Code Blog - Erik Öjebo.se

$ cat "

Cleaner Test Setup using Builders

One of the most common causes for messy test code is setup code that reduces
the signal to noise ratio and makes you lose focus on the parts of the test
code that actually are important. I've recently taken a liking to the builder
pattern as a way to reduce this problem.

In this post I'm going to compare a few different ways to write your setup
code, to illustrate the pros and cons of the different styles.

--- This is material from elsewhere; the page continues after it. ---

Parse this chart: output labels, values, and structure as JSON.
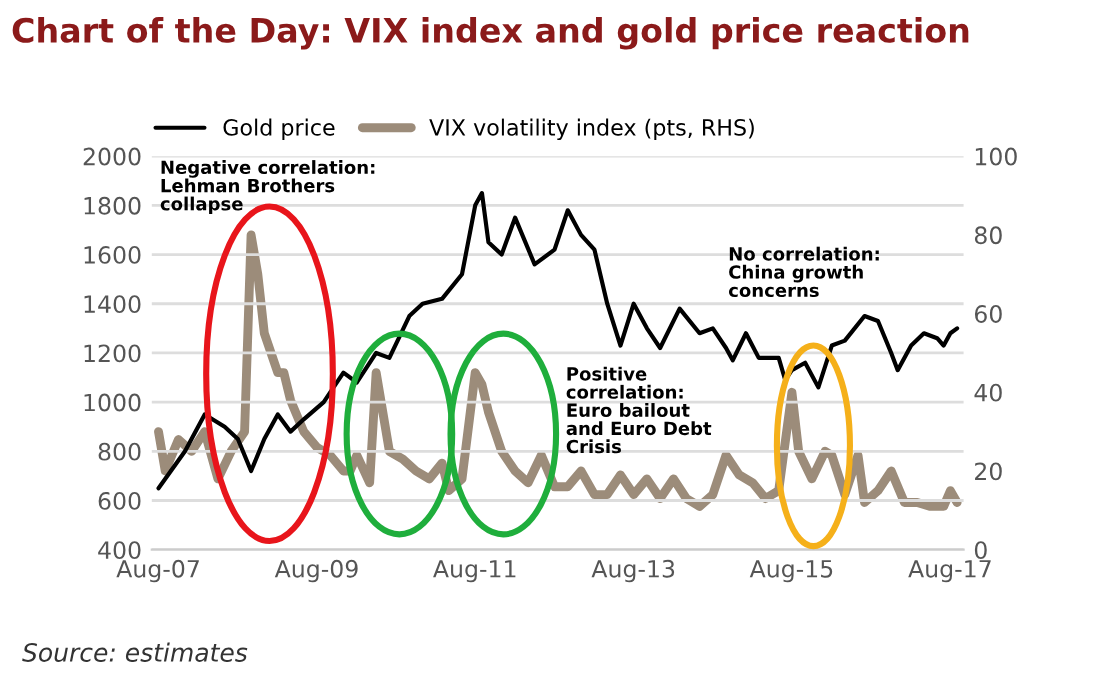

To start off, let's look at some classic object construction code:

var comment1 = new Comment();
comment1.Body = "Comment 1 body";
comment1.Date = new DateTime(2011, 1, 2, 3, 4, 5);
var comment2 = new Comment();
comment2.Body = "Comment 2 body";
comment2.Date = new DateTime(2011, 1, 2, 3, 4, 5);
var post = new Post();
post.Title = "Title";
post.Body = "Body";
post.Date = new DateTime(2011, 1, 2, 3, 4, 5);
post.AddComment(comment1);
post.AddComment(comment2);

It doesn't get more basic than that, but there is a quite a lot of noise. The
first step toward reducing that noise is to use the object initializer
syntax:

var comment1 = new Comment
    {
        Body = "Comment 1 body",
        Date = new DateTime(2011, 1, 2, 3, 4, 5)
    };
var comment2 = new Comment
    {
        Body = "Comment 2 body",
        Date = new DateTime(2011, 1, 2, 3, 4, 5)
    };
var post = new Post
    {
        Title = "Title",
        Body = "Body",
        Date = new DateTime(2011, 1, 2, 3, 4, 5)
    };
post.AddComment(comment1);
post.AddComment(comment2);

I'd say that the this syntax makes the important information stand out a bit
more. Another way is to use a constructor with named parameters and default
values:

var comment1 = new Comment(
    body: "comment 1 body",
    date: new DateTime(2011, 1, 2, 3, 4, 5));
var comment2 = new Comment(
    body: "comment 2 body",
    date: new DateTime(2011, 1, 2, 3, 4, 5));
var post = new Post(
    title: "Title",
    body: "Body",
    date: new DateTime(2011, 1, 2, 3, 4, 5));
post.AddComment(comment1)
post.AddComment(comment2);

This approach is a bit more compact than the object initializer way. Apart
from the syntax, a major problem with both object initializers and
constructors with named arguments is that they force you to modify the
entities you want to create so that they work well with the test setup
code. In the case above that is not a real problem, but it becomes a problem
if you, for example, want to use certain default values when creating
instances for your tests that you do not want to use in the production
code. This is where the builder pattern comes in to the picture.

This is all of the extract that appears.